What’s Next for Change Leadership
Catholic Health Initiatives will continue to apply its change leadership methodology to strategic priorities and major initiatives like CHI Connect. Change leadership is also being integrated with leadership development programs, human resources practices and other systems and processes. Leaders and change agents across Catholic Health Initiatives will continue to be engaged in order to increase understanding and application of the methodology.

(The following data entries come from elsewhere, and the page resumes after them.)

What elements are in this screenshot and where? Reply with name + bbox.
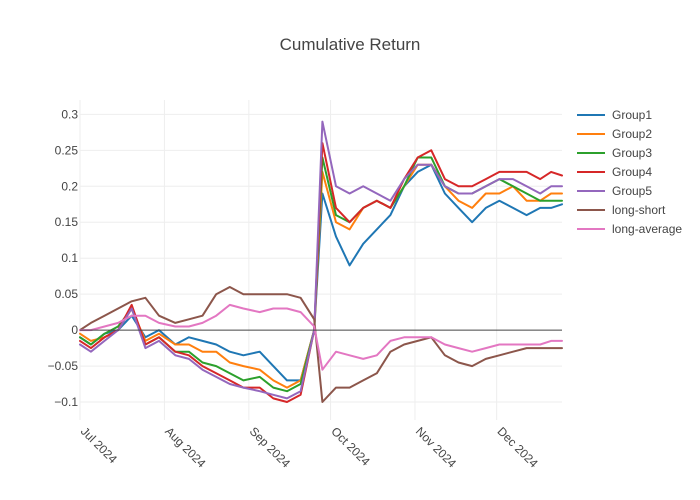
legend-item-group3: Group3 [577, 146, 652, 160]
legend-label: long-average [612, 222, 682, 236]
legend-label: Group2 [612, 127, 652, 141]
y-tick-label: 0 [71, 323, 78, 337]
y-tick-label: 0.05 [55, 287, 79, 301]
chart-title: Cumulative Return [280, 35, 421, 54]
y-tick-label: 0.1 [61, 251, 78, 265]
y-tick-label: −0.1 [54, 395, 78, 409]
legend-item-long-short: long-short [577, 203, 666, 217]
legend-label: long-short [612, 203, 666, 217]
legend-item-group2: Group2 [577, 127, 652, 141]
series-line-long-average [79, 303, 563, 371]
y-tick-label: 0.25 [55, 143, 79, 157]
legend-item-long-average: long-average [577, 222, 682, 236]
legend-label: Group1 [612, 108, 652, 122]
legend-label: Group5 [612, 184, 652, 198]
series-line-long-short [79, 286, 563, 403]
y-tick-label: 0.3 [61, 107, 78, 121]
legend-item-group5: Group5 [577, 184, 652, 198]
series-layer [79, 120, 563, 403]
legend-label: Group4 [612, 165, 652, 179]
legend-item-group1: Group1 [577, 108, 652, 122]
y-tick-label: 0.15 [55, 215, 79, 229]
series-line-group5 [79, 120, 563, 400]
legend: Group1 Group2 Group3 Group4 Group5 long-short… [577, 108, 682, 236]
y-tick-label: 0.2 [61, 179, 78, 193]
y-tick-label: −0.05 [48, 359, 79, 373]
legend-item-group4: Group4 [577, 165, 652, 179]
legend-label: Group3 [612, 146, 652, 160]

“We are tracking applications of our change leadership process so that we can communicate results and share learnings. This will also help clarify when and how our leaders can use the methodology to the benefit of their organizations and their people,” said McIntosh. “Over time, we anticipate significant increase in effective and efficient change as a result of the change leadership methodology, which will ideally result in improved clinical and operational outcomes.”
- Leading Change: having a champion and leadership team who sponsor the change. With CHI Connect, leading change includes having market-based organization leaders kick off and “own” the implementation of CHI Connect within their organizations; and aligning key leaders, managers and stakeholders around project’s goals.
- Creating a Shared Need: having a reason to change, whether driven by threat or opportunity. Through monthly calls and meetings, both Catholic Health Initiatives and market-based organization leaders create understanding of the need for and the shared benefits of CHI Connect.
- Shaping a Vision: the desired outcome of a change is clear, legitimate, widely understood and shared. Market-based organization leaders develop their understanding of the vision and desired outcomes for successful CHI Connect implementation, then build common understanding and commitment through consistent communication within their organizations.
- Mobilizing Commitment: key stakeholders are identified, resistance is analyzed and actions taken to gain strong commitment. Onboarding sessions, ongoing assessments, training, communications and site visits help gain the commitment of all stakeholders in the CHI Connect implementation process.
- Making Change Last: learnings are transferred throughout the organization, with consistent, visible and tangible reinforcement of the change. Market-based organization leaders communicate successes and lessons learned during CHI Connect implementation, addressing stakeholders’ feedback and questions.
- Monitoring Progress: progress is made; benchmarks are set and realized; indicators are established to ensure accountability. Leaders regularly monitor progress toward CHI Connect project milestones and assess go-live success using operational metrics.
- Changing Systems and Structures: management practices are aligned to complement and reinforce change. Leaders ensure that all policies, systems and structures are redesigned and aligned as needed with new CHI Connect systems and processes. Effects on roles are identified and necessary changes implemented.